The new group of emotions, Ennui (Adèle Exarchopoulos), Embarrassment (Paul Walter Hauser), Envy (Ayo Edebiri), and especially Anxiety (Maya Hawke), are a welcome addition.


And Riley has quite a bit to be anxious about. A winning middle-school hockey player, she has just been accepted to a three-day summer hockey camp with BFFs and teammates Bree (Sumayyah Nuriddin-Green) and Grace (Grae Lu) when they confess that they’ll be going to a different high school than Riley. That camp is overseen by the coach (Yvette Nicole Brown) of the Firehawks, who play for Riley’s destination school, and whose star player Val Ortiz (Lilimar) is Riley’s idol. And so Anxiety begins guiding Riley with the goal of impressing Val and the coach, to assure her a successful and happy future, even as it means neglecting the friends she’s grown up with. This throws the “sense of self” that Joy has carefully cultivated for Riley, its core mantra being “I’m a good person,” out of whack, and when it is literally sent to the back of Riley’s mind, Joy and her original teammates must trek through the girl’s colorful mental landscape to retrieve and restore it.

Thus, Inside Out 2 adopts one of the time-honored tenets of adolescent-oriented storytelling: Will its young heroine reshape herself to be the person she thinks other people want her to be, or will she make the right decision to be her true self? If there’s a familiarity to this overall arc that keeps this sequel from being the imaginative revelation the first Inside Out was, it’s also true that this tale isn’t usually told with so many vivid and funny details. Along with the iconography we remember from the original, plus little notes like Riley’s dislike of broccoli, director Kelsey Mann, screenwriters Dave Holstein and Meg LeFauve and their team of digital wizards introduce us to a number of fun new environments.
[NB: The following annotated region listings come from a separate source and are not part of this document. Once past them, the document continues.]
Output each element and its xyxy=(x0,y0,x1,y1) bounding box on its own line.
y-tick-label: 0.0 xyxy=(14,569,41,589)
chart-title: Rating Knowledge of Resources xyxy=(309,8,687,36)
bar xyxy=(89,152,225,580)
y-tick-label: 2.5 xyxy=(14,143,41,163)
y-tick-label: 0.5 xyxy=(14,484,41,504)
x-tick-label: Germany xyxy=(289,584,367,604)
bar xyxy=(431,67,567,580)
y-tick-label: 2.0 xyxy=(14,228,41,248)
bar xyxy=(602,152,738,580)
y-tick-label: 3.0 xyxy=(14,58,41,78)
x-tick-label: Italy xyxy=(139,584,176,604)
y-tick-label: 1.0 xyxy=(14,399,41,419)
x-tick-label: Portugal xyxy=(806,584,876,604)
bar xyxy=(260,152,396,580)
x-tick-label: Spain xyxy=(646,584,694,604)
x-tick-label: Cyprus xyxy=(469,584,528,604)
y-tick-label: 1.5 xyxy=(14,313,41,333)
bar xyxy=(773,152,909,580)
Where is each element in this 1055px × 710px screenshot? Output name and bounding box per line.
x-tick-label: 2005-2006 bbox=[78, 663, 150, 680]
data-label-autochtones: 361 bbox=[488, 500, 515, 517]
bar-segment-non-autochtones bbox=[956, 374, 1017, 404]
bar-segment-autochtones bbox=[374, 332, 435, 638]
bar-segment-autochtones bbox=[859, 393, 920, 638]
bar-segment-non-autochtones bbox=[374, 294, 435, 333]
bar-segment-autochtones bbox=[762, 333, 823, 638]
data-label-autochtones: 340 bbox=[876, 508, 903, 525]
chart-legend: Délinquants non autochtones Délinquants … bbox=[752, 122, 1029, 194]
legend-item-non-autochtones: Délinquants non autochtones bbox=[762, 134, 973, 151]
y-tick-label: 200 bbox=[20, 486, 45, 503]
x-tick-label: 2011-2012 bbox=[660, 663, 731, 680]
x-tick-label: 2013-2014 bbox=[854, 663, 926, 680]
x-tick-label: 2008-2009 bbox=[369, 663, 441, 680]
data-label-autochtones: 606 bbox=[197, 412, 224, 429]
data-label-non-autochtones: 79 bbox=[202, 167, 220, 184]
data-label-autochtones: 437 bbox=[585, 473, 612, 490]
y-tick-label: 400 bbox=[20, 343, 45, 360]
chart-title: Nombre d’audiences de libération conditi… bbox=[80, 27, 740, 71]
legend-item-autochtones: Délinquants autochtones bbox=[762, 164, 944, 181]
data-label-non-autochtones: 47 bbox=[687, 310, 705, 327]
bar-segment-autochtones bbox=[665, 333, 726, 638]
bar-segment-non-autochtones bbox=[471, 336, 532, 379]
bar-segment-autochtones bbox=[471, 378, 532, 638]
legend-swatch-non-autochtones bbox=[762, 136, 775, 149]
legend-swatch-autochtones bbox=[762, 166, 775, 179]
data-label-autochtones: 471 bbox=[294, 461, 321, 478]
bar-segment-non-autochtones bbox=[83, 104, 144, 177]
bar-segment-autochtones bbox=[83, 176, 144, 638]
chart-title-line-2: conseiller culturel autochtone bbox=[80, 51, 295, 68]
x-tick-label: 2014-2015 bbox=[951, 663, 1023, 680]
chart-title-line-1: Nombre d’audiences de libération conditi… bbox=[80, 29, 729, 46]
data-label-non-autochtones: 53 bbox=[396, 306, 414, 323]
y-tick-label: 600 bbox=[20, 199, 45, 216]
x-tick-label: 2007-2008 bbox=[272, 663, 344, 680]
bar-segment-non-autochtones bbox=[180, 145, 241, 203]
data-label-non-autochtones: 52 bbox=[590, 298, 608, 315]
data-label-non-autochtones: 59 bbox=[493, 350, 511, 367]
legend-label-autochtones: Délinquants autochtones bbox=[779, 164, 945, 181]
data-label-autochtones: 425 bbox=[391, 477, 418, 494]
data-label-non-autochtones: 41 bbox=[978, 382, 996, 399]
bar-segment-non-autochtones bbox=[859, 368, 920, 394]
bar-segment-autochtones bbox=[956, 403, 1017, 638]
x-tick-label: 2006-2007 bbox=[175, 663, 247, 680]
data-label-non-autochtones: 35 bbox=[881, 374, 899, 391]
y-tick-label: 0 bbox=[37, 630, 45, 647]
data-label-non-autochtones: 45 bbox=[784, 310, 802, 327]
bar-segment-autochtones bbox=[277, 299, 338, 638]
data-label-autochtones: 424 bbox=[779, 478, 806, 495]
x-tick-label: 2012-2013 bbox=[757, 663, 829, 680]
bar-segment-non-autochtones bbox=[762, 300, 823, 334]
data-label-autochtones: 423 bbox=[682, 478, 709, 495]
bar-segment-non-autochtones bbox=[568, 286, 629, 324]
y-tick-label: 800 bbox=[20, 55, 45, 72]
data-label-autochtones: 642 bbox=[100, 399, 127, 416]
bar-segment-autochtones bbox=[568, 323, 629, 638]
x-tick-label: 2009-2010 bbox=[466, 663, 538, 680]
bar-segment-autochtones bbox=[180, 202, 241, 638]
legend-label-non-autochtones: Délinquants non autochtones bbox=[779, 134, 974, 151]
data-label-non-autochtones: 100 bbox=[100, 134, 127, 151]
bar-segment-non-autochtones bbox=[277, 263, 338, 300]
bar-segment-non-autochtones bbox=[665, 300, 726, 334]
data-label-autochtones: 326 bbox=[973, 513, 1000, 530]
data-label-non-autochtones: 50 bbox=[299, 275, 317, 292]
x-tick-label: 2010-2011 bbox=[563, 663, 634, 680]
Animation buffs will especially enjoy a self-reflexive scene involving a room full of those little workers being directed by Anxiety to draw pictures that will influence Riley’s thoughts. We also meet several entertaining, fresh subsidiary characters, including a few rendered via older-fashioned animation whose particulars shouldn’t be spoiled here, and one more emotion who tries to take part in the proceedings before it’s her time to join in.
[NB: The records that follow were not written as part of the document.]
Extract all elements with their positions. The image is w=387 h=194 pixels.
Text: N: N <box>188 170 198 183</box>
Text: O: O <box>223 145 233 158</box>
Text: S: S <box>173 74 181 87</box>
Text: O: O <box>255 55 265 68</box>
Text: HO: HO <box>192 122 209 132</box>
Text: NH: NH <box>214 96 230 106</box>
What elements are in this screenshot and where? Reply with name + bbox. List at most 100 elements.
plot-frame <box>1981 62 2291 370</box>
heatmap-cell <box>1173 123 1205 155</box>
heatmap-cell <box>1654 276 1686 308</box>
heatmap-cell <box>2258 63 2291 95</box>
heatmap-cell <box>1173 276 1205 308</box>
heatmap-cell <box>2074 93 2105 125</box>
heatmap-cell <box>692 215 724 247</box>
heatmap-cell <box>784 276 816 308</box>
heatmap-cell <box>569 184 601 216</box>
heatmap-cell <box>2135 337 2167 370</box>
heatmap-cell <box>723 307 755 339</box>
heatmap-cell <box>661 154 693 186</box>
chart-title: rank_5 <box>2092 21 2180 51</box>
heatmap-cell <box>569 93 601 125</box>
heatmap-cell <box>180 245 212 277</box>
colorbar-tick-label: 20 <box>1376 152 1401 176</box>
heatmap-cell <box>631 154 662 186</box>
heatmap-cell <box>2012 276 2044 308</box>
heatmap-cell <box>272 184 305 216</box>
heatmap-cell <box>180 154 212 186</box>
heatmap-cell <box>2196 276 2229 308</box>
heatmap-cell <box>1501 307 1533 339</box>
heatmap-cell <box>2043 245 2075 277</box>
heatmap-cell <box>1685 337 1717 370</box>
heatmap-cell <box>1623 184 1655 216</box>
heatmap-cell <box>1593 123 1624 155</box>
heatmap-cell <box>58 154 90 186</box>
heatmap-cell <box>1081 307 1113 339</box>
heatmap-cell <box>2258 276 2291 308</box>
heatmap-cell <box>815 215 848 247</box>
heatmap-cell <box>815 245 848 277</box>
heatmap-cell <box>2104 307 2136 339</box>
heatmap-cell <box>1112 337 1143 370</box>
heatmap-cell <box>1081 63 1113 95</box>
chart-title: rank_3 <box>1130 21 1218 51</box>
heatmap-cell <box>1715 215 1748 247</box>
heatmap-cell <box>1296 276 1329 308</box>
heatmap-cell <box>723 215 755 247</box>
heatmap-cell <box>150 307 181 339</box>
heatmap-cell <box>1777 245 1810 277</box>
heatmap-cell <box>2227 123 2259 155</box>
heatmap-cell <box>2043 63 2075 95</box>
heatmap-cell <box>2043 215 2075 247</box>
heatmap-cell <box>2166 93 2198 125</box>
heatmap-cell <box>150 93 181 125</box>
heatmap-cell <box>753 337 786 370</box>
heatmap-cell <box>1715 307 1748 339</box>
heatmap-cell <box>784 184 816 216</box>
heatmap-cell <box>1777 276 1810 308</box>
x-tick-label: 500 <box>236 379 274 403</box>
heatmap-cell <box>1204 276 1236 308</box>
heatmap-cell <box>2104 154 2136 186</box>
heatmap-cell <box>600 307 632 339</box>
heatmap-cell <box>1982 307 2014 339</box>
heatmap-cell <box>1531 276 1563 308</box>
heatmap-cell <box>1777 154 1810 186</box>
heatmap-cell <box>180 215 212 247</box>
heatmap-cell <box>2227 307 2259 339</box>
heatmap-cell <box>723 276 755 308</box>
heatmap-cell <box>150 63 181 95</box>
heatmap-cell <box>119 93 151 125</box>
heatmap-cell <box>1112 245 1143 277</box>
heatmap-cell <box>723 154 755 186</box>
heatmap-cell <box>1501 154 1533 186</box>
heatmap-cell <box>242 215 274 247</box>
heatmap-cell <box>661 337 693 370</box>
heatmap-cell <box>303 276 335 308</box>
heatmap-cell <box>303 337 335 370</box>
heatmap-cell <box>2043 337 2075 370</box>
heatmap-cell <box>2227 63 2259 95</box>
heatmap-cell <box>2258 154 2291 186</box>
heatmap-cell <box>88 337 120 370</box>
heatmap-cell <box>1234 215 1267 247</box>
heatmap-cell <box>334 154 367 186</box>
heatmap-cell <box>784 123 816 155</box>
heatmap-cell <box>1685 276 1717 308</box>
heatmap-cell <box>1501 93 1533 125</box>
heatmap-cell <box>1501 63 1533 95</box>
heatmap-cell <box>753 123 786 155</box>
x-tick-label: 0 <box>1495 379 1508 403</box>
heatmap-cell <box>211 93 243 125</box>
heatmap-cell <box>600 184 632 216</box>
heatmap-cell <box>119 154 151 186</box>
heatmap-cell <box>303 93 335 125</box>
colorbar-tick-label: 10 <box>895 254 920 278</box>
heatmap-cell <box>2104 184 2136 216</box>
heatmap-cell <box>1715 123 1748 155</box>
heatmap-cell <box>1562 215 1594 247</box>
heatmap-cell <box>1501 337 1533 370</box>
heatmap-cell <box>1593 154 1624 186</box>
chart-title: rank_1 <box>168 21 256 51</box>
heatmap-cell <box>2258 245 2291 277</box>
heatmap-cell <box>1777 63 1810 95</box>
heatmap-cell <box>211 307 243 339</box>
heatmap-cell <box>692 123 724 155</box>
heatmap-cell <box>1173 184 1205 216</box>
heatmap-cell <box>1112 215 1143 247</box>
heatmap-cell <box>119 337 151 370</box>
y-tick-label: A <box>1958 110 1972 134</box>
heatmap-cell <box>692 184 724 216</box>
Inside Out 2 is a much busier, much less graceful, film than its predecessor.


There are, in fact, an awful lot of characters bouncing around Inside Out 2, and while they assure that there’s often something funny going on, it means that this is a more busy film than its graceful predecessor. And certainly, there’s no moment here that will seize your heart so completely as the fate of Bing Bong in the original. Yet it remains consistently involving as both Riley and Joy navigate the onset of new emotions, and while Anxiety has been envisaged in comedic terms, the movie doesn’t sugarcoat anxiety as it is experienced — increasingly so in modern times — by young people. Nor does the story come to as simple a resolution as one might expect, offering a message that’s hopeful while respecting the realities of life.

It is in its dealing with such thoughtful themes through the prism of an antic animated comedy, making them accessible to a family audience, that Inside Out 2 proves to be an honorable follow-up to its modern-classic inspiration.

Inside Out 2 opens in theaters June 14.